At the end of Victoria’s reign, the novelist George Moore announced that the “sceptre of intelligence” was now being handed from London to Dublin; several notable figures returned to the Irish capital (including Moore himself), to take part in the various cultural experiments developing against a background of political radicalisation. One of the most celebrated was Yeats’s Abbey Theatre, and the programmes from their first tours to London are displayed at the end of the NPG exhibition: symbolically austere and avant garde, they mark the distance travelled from the florid presentations of the Boucicault era. Max Beerbohm, providing a rave review, referred to the modern style and “exotic” charm of the Irish players. The Guildhall Show of Irish painters in 1904 similarly suggested that an indigenous, Ireland-based culture was now being exported from a country in the throes of cultural renaissance.
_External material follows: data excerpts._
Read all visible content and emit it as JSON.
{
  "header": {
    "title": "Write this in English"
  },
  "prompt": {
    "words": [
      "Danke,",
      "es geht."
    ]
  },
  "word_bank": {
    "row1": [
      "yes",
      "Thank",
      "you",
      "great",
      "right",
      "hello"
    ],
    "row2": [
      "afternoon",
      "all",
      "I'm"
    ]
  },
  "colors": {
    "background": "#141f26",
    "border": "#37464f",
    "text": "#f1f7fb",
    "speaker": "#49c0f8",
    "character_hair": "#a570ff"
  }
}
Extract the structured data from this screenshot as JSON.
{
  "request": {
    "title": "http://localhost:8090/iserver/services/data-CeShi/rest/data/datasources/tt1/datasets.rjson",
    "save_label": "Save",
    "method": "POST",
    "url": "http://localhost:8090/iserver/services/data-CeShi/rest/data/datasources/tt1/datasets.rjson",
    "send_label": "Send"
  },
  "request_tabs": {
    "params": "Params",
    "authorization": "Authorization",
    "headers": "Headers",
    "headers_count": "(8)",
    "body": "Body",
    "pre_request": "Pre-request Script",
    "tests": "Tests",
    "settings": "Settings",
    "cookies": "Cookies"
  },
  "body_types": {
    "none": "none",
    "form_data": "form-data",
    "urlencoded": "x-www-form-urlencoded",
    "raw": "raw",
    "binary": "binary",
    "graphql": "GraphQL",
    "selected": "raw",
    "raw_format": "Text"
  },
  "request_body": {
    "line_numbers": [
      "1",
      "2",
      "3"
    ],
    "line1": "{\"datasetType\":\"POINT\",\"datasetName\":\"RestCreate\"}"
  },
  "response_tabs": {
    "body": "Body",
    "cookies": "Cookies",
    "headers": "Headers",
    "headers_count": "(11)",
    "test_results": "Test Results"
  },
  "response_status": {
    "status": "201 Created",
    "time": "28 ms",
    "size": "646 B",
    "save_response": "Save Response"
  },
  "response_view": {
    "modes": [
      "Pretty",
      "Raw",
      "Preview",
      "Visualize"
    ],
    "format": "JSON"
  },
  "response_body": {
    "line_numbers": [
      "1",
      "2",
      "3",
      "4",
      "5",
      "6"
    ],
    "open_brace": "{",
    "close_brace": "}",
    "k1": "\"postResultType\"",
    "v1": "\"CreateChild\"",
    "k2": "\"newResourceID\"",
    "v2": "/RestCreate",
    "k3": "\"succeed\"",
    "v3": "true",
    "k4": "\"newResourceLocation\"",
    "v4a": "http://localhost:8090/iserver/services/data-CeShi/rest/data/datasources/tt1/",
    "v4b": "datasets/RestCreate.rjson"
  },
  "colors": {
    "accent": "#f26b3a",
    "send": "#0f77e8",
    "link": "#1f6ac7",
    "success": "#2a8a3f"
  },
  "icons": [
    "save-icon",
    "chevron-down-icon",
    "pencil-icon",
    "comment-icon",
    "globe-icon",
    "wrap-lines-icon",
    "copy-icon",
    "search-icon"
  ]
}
But many of those most influential in the process had learned their trade in London and (like Yeats, Shaw, Lavery and many others) continued to base their operations there. In this, they were following in the footsteps of a long-established tradition whereby Irish writers, painters, actors, politicians, lawyers and others played a notable part in the cultural and political history of the metropolis, often by using Irish contact-systems and presenting Irish material. These traditions can be traced down to our own day, too. Conquering, then as now, can be a two-way process.